Hubungan dengan Allah akan semakin kuat, karena dengan hartanya seseorang akan lebih leluasa dalam mencari ilmu dan lebih tenang saat beribadah. Begitupun hubungannya dengan sesama, ia akan dengan mudah mempererat hubungan persaudaraan dan pergaulan dengan hartanya seperti dengan banyak memberi hadiah, makanan ataupun lain sebagainya. Rasulullah shallallahu ‘alaihi bersabda :
“Sebaik-baik harta adalah harta yang dimiliki oleh orang shaleh.” (HR Bukhari dalam al Adab al Mufrad : 299, dishahihkan al Albani).
Dari sisi yang lain, Allah sering mengingatkan, bahwa harta adalah fitnah. Sebagaimana dengan sebab harta manusia bisa beribadah, dengan sebab harta pula manusia bisa dengan mudah berbuat kemungkaran. Inilah diantara hikmah mengapa Allah membatasi rizki-Nya kepada sebagian manusia. Agar manusia tidak melakukan perbuatan melampaui batas.
Allah berfirman :
“Dan jikalau Allah melapangkan rezki kepada hamba-hamba-Nya tentulah mereka akan melampaui batas di muka bumi, tetapi Allah menurunkan apa yang dikehendaki-Nya dengan ukuran. Sesungguhnya Dia Maha Mengetahui (keadaan) hamba-hamba-Nya lagi Maha Melihat.” (QS Asy-Syura [42] : 27)
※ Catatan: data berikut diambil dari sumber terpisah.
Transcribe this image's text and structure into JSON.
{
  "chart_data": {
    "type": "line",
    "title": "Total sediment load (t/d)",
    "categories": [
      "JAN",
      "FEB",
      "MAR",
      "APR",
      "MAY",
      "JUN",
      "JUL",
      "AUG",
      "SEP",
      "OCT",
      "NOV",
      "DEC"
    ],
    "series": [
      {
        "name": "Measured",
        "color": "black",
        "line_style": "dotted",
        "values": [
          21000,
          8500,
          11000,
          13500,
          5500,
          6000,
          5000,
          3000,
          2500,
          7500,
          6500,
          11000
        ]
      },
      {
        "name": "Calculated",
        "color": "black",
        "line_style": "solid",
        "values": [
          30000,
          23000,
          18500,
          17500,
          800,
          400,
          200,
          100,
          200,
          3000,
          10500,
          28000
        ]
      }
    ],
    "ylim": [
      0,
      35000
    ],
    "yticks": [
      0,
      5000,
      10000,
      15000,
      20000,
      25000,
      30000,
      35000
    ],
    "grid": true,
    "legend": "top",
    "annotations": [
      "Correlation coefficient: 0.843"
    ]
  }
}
Dengan harta biasanya manusia menjadi orang yang suka bermewah-mewahan. Dan Allah Ta'ala mengabarkan kepada kita bahwa orang-orang yang hidup mewahlah yang selalu menjadi penentang para utusan Allah. Sebagaimana dalam firman-Nya :
“Dan Kami tidak mengutus kepada suatu negeri seorang pemberi peringatanpun, melainkan orang-orang yang hidup mewah di negeri itu berkata : “Sesungguhnya kami mengingkari apa yang kamu diutus untuk menyampaikannya.” (QS Saba’ [34] : 34)
Disebabkan harta serta mengejar tahta, perhelatan manusia di dunia dalam mengumpulkan pundi-pundi kehidupan menjadi begitu ketat. Manusia saling berlomba, saling mengejar, dan tidak jarang saling menjatuhkan demi memperebutkan “nasib” dunianya. Hidup menjadi ajang persaingan yang pemenangnya ditentukan oleh banyaknya harta dan kekayaan juga tahta ataupun singgasana. Nasib baik dan keuntungan didasarkan pada perolehan materi semata. Kecenderungan inilah yang membuat manusia kerap lupa bahwa ada hak Allah yang harus ditunaikan dalam sikapnya terhadap harta. Padahal manusia tidak dibenarkan bersikap rakus, sombong dan berlebih-lebihan dengan harta. Harta merupakan karunia Allah yang seharusnya disyukuri dengan cara mengusahakan harta itu dari jalan yang halal dan membelanjakannya pada jalan yang juga diridhoi Allah.
Oleh karena itu, hanya orang-orang cerdas dan berilmulah yang dapat mengerti tujuan sesungguhnya, hanya merekalah yang Alloh Ta'ala berikan petunjuk mulia berupa hidayahlah yang mampu mengelola emas, permata dan juga tahta menjadi buah takwa berupa surgaNya yang mengalir dibawahnya sungai-sungai. Hanya orang-orang yang berjiwa haniflah yang rela mengorbankan harta dunianya demi sebuah pakaian.
Karena itu dapatkanlah pakaian yang indah nan mempesona itu, kenakanlah pakaian itu, dan berhias dirilah dengan pakaian itu, karena pakaian itu adalah pakaian Taqwa.